La oración de Daniel no era poderosa por su elocuencia ni por su volumen ni por su duración. Era poderosa porque era oída por el Dios viviente. Toda la teología bíblica de la oración descansa sobre una afirmación: «el Señor está cerca de todos los que le invocan» (Salmo 145:18, NBLA). Cuando Daniel se arrodilló, Dios escuchó.
Esto puede parecer tan básico que se olvida. Pero detente un momento y considéralo. El Dios que creó las galaxias, el Dios que gobierna sobre los imperios, el Dios cuyo nombre hace temblar a los demonios… ese Dios escucha tu voz cuando oras. No solo te tolera. No solo te oye en general. Escucha personalmente. Inclina Su oído.

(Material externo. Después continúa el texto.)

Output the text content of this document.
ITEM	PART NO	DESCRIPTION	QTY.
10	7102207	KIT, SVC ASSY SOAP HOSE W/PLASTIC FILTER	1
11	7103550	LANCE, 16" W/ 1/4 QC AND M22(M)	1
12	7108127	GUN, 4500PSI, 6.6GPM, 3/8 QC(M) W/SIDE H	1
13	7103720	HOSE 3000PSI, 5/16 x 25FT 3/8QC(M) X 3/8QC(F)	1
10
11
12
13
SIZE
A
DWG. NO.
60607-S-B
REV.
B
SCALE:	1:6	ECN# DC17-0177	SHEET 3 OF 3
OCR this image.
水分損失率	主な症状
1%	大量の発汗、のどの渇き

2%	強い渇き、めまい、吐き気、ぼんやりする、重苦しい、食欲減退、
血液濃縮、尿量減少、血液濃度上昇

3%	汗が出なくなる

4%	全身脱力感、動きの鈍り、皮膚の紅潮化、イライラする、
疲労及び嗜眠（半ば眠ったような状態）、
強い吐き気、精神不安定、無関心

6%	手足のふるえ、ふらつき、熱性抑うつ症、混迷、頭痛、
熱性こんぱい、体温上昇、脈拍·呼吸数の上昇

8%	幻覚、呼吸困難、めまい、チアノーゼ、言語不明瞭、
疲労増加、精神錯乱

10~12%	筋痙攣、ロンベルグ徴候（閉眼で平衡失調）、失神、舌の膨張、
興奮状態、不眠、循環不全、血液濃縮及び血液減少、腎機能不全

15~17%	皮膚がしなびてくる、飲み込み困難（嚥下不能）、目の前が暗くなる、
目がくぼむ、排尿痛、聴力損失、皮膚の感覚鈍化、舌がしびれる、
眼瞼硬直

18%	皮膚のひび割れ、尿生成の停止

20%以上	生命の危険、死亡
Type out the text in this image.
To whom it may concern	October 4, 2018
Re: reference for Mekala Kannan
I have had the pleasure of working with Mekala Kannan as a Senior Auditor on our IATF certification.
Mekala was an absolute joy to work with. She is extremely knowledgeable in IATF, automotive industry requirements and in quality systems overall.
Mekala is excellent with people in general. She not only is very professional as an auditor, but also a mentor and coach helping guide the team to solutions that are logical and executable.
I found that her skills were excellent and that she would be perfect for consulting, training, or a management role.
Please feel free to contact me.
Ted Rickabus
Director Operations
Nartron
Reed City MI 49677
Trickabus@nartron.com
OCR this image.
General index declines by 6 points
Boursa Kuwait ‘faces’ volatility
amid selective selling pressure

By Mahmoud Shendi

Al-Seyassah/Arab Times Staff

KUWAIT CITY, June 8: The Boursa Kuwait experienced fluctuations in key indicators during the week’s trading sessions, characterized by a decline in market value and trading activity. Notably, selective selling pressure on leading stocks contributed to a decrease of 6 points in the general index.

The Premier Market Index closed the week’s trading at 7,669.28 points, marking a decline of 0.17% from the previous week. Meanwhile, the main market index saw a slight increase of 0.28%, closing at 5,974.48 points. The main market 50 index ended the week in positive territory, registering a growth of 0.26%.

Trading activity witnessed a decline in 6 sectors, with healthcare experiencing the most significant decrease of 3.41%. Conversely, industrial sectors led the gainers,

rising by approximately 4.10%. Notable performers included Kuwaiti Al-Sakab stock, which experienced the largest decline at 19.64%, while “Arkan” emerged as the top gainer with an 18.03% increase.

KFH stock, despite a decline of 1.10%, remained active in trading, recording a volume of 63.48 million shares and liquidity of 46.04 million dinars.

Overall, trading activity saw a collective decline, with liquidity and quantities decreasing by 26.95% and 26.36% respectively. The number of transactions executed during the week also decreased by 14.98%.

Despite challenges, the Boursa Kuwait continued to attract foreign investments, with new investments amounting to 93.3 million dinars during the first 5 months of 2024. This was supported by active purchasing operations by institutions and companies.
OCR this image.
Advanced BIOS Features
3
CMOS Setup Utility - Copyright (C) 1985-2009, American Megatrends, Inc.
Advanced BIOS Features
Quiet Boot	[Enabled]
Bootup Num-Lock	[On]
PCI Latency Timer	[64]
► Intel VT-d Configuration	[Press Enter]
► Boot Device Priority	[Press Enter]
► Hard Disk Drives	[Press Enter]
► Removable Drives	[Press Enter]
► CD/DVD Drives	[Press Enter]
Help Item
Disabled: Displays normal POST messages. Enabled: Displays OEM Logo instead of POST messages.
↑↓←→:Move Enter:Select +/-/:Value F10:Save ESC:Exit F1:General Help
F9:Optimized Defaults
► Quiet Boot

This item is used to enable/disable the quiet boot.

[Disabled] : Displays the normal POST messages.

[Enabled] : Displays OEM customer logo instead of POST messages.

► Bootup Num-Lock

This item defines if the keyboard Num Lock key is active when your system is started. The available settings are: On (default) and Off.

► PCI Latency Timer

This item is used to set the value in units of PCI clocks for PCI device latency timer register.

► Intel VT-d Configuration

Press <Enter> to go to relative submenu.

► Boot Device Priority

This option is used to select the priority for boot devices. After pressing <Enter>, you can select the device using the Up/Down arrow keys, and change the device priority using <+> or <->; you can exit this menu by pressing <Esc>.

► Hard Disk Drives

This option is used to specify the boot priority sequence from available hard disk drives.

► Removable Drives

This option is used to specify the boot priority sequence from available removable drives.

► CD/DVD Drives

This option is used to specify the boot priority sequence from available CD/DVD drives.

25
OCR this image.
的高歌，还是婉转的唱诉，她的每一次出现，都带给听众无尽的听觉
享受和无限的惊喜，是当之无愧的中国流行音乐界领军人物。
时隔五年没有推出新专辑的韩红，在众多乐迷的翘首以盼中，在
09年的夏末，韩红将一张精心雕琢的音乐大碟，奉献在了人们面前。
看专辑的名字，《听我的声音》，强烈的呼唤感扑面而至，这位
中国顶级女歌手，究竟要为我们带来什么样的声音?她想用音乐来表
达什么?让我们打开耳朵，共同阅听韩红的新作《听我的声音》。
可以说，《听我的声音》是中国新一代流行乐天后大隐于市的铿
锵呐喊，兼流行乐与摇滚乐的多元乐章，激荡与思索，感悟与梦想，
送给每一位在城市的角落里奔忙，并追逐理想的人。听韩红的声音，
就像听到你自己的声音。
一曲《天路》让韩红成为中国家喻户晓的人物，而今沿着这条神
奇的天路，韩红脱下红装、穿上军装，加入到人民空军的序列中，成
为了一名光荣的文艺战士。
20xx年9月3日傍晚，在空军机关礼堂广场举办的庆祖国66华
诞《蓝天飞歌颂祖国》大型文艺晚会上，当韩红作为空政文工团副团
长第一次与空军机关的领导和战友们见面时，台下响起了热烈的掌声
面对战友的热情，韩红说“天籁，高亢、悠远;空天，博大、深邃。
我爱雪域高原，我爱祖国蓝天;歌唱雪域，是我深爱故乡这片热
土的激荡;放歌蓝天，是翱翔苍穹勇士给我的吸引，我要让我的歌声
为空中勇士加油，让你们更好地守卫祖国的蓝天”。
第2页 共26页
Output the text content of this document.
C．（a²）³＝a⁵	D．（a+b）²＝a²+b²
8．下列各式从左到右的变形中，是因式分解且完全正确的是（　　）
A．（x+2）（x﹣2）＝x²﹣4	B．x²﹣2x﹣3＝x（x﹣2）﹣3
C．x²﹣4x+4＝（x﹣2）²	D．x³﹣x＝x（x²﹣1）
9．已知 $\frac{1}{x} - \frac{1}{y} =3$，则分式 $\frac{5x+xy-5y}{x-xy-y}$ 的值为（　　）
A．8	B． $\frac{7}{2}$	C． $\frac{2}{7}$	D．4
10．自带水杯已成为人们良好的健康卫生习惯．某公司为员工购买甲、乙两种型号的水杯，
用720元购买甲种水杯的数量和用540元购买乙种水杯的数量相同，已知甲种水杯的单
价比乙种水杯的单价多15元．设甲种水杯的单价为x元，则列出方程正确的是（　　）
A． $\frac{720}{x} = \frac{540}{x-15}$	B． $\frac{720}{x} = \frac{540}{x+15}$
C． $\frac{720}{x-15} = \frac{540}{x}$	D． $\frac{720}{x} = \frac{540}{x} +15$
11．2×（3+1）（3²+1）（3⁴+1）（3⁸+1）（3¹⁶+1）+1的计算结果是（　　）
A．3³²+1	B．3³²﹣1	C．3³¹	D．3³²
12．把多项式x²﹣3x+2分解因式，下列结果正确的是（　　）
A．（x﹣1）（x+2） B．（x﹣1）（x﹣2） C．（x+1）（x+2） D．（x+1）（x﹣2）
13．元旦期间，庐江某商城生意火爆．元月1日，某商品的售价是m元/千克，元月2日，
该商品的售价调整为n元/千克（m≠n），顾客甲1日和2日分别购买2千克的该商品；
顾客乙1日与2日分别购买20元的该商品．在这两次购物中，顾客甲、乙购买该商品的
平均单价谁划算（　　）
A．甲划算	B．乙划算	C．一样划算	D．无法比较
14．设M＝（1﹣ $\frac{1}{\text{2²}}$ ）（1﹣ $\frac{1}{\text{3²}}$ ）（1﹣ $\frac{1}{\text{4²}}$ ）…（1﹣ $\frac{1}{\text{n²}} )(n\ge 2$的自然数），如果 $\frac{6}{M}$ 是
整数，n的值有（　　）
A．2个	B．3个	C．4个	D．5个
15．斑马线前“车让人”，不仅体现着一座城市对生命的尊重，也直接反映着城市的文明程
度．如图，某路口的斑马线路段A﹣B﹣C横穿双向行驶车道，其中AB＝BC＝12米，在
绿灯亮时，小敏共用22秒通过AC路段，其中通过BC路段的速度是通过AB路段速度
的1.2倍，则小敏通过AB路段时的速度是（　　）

El profeta Isaías escribió: «¿No saben? ¿No han oído? El Dios eterno, el Señor, el creador de los confines de la tierra no se fatiga ni se cansa. Su entendimiento es inescrutable» (Isaías 40:28, NBLA). Y este mismo Dios «da fuerzas al fatigado y al que carece de poder, fortalece el vigor» (v. 29).
Si comprendieras el privilegio de la oración —que el infinito Dios se inclina a escuchar tu voz finita— probablemente orarías más. La razón por la que muchos no oran es que no creen realmente que sirva de algo. Pero Daniel oraba porque sabía que sí. Y porque sí, lo hacía tres veces al día. Pruébalo. Comienza con una oración hoy, sabiendo que es escuchada por el único Dios que puede responderla. Verás cómo cambia algo en ti, aun antes de cualquier respuesta visible.
La oración es poderosa no por la habilidad del que ora, sino por la atención del Dios que escucha; ora confiado, te oyen.